We treat meaning like it’s some luxury add-on to life, like it’s something you get to once you’ve checked all the boxes. But that’s backwards. Meaning isn’t the cherry on top. It’s in the foundation, right up there with food and water and air.
You can suffocate without oxygen and starve without food. But without meaning? You drift. You’re technically alive, but there’s this hollowness. Yeah, you’re breathing, but nothing’s actually anchoring you to the ground.

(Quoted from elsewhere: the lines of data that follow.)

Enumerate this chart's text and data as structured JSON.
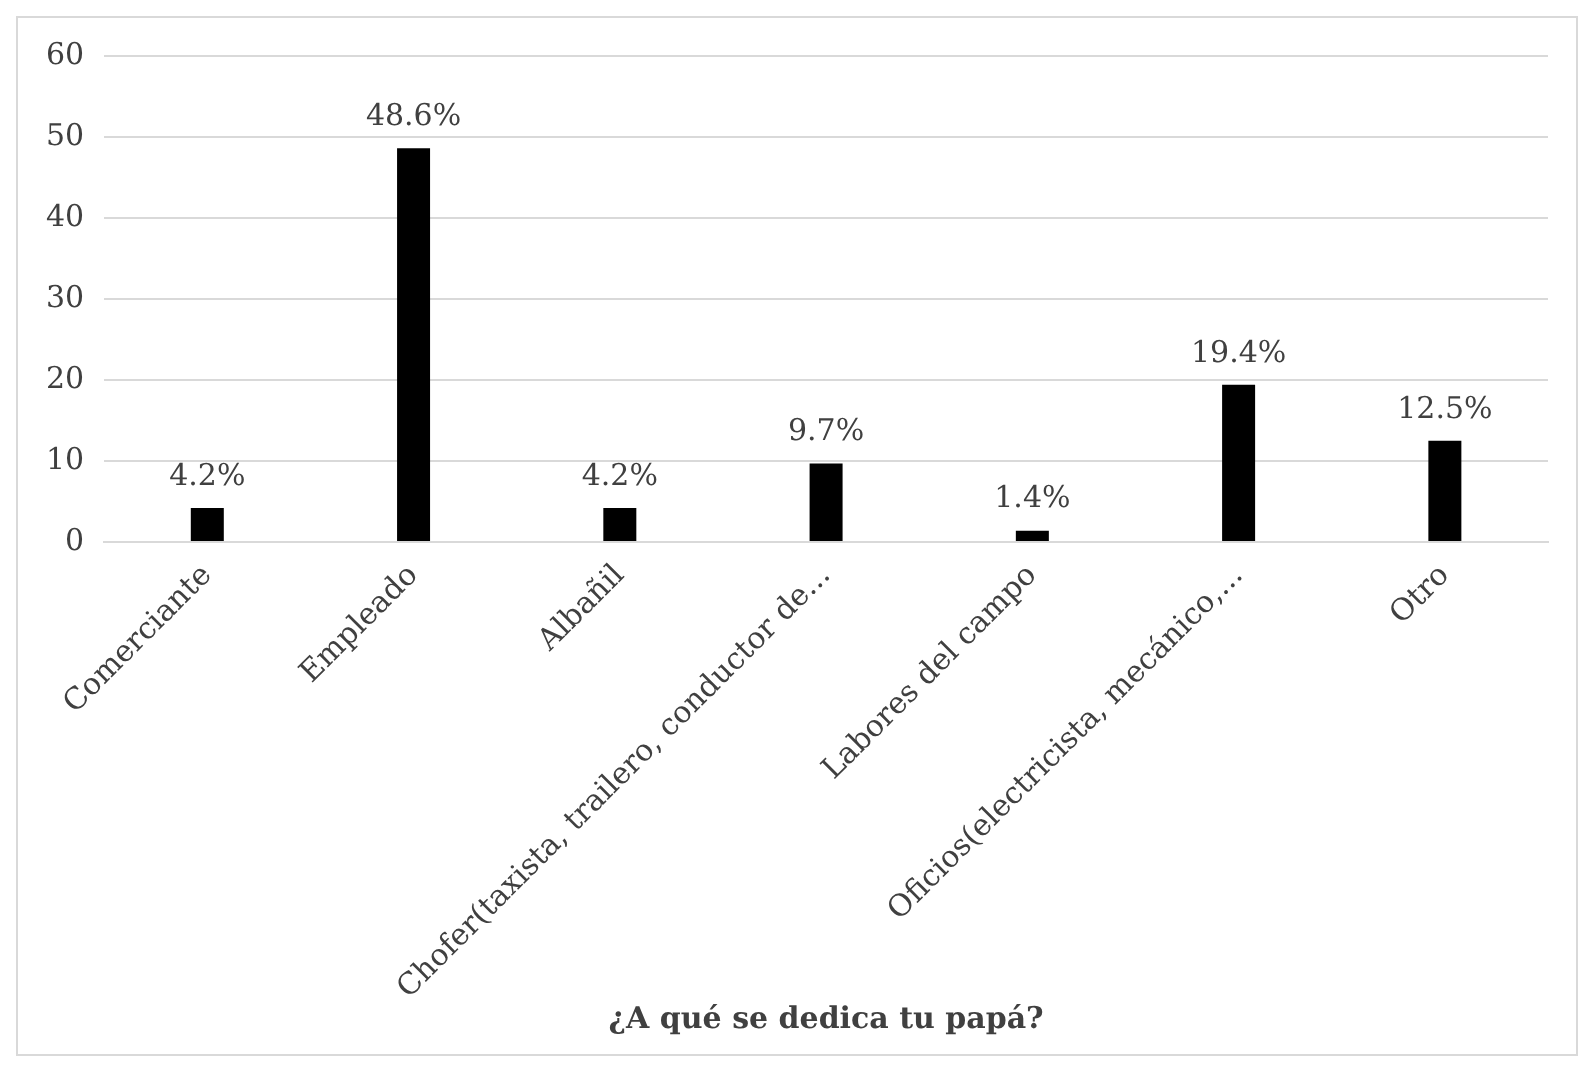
{
  "chart_data": {
    "type": "bar",
    "xlabel": "¿A qué se dedica tu papá?",
    "categories": [
      "Comerciante",
      "Empleado",
      "Albañil",
      "Chofer(taxista, trailero, conductor de...",
      "Labores del campo",
      "Oficios(electricista, mecánico,...",
      "Otro"
    ],
    "values": [
      4.2,
      48.6,
      4.2,
      9.7,
      1.4,
      19.4,
      12.5
    ],
    "value_labels": [
      "4.2%",
      "48.6%",
      "4.2%",
      "9.7%",
      "1.4%",
      "19.4%",
      "12.5%"
    ],
    "color": "#000000",
    "ylim": [
      0,
      60
    ],
    "yticks": [
      0,
      10,
      20,
      30,
      40,
      50,
      60
    ],
    "grid": "y",
    "legend": false
  }
}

People will push through absolute hell if they think it means something. But give someone a comfortable life with no purpose? That comfort curdles into despair pretty fast. A prisoner in a labour camp can survive on crusts of bread if he has a reason to live, as Viktor Frankl showed. Yet a millionaire in a mansion, stripped of purpose, can feel more impoverished than the beggar on the street.
So when we say humans need meaning, we’re really saying that stories, myths, and purpose are the nutrition we need for the soul. Like vitamins you can’t see but absolutely need. Take them away, and even the most beautiful life feels like a wasteland.
Meaning doesn’t just rain down from the sky. You don’t wait around for it to arrive. You make it. You choose it. Sometimes you have to rip it back from the edge of despair. Living well isn’t just about keeping your body going. It’s also about wrestling with meaning until it settles into your bones.
That’s why stories, myths, philosophy… none of that is extra. They’re not for when you have spare time. They are the oxygen your inner life breathes.
Field Notes: 30.09.2025














I like these field notes, they truly are a product of thinking while outside.
As I read this wondering how meaning and purpose relate? I resolved it this way, I knew well before I settled down one of my life’s purposes was to be a father. The meaning was as simple as continuing the genome pool I had inherited (I was even less sophisticated back in my early twenties). When I became a father the meaning began to reveal itself in many ways and continues to do so nearly 30 years later.
Thanks Clay for another wonderful thought provoker.
Thanks, Dave. I’ve had various relationships with meaning and purpose over the years. As a die-hard existentialist, I still believe that life ultimately has no meaning, thus freeing us to make our own meaning.